Você pode não lembrar, no entanto, em 1999, muita coisa era diferente até mesmo para os padrões americanos – o compartilhamento de arquivos pela Internet era embrionário, por exemplo, só que a rede começava a fazer parte das nossas vidas, abrindo milhares de oportunidades.
Neste sentido, é possível fazer uma analogia automática entre todos nós e Neo (personagem que transformou Keanu Reeves em astro). Tanto ele como nós mergulhamos – sem volta – em uma odisseia tecnológica, em que o real e o imaginário se confundem, se mesclam e se complementam. Esta é a primeira razão para o sucesso do longa-metragem, mas há muitas outras.
Foi um dos louváveis casos do cinema comercial recente- dos anos 80 para cá – em que a embalagem fazia jus ao seu conteúdo. O visual dos cenários, dos figurinos e até da linguagem cinematográfica, que combinava elegante decadência com uma certa e dura insipidez, foi um sucesso instantâneo, e é referência até hoje. Perdemos a conta de ver uma cena, um anúncio ou coisa que o valha e pensar como fazia lembrar ‘Matrix’. A sequência do personagem de Reeves desviando das balas em slow motion é emblemática.
O conceito do filme também não poderia ser mais oportuno, constituído de recortes que levavam do pop, com as histórias em quadrinhos, ao erudito – mas na medida certa, sem excluir o espectador médio. Filmes baratos de Hong Kong sobre kung fu, ‘O Exterminador do Futuro’ e Kant na mesma discussão, não é sempre que se vê isso com tamanha fluidez. A cara da web também, convenhamos.Interessante observar também, com a distância do tempo, como ‘Matrix’ à época se tornou o maior evento do cinema comercial da virada do século, eclipsando principalmente as prequelas de ‘Star Wars’ que viriam meses depois. Fácil de entender. ‘Matrix’ era o presente e o futuro, a volta do universo de George Lucas apenas o passado.

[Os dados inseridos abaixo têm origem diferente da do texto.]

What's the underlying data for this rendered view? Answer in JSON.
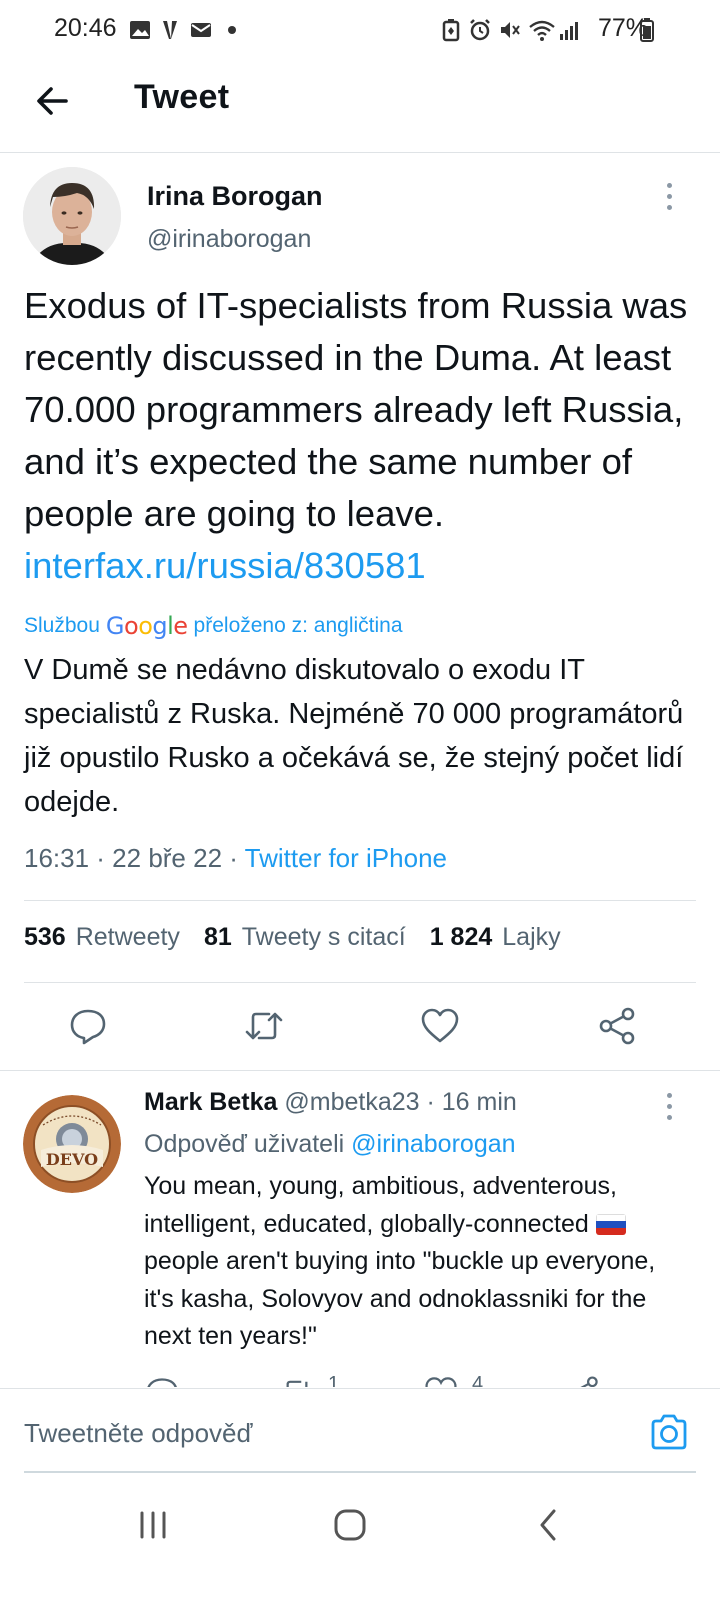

Mais triste é observar como a obra-prima se tornou um problema para a continuidade da carreira dos seus autores, os Irmãos Wachowski. Tudo por que eles perderam completamente a mão em suas continuações, ‘Reloaded’ e ‘Revolutions’, que não tinham o mesmo equilíbrio na sua forma e conteúdo. Parece incrível, mas há cenas nas duas sequências que parecem mais velhas e datadas do que no original, e há outras que são cafonas mesmo. Irmãos albinos, raves no subsolo do planeta e diálogos profundos (“pero no mucho”) sobre nossa vã existência fazem parte do desastroso pacote que não arranhou a reputação do primeiro filme, mas impossibilitaram o crescimento do universo. Em todo caso, ainda bem, sempre teremos ‘Matrix’.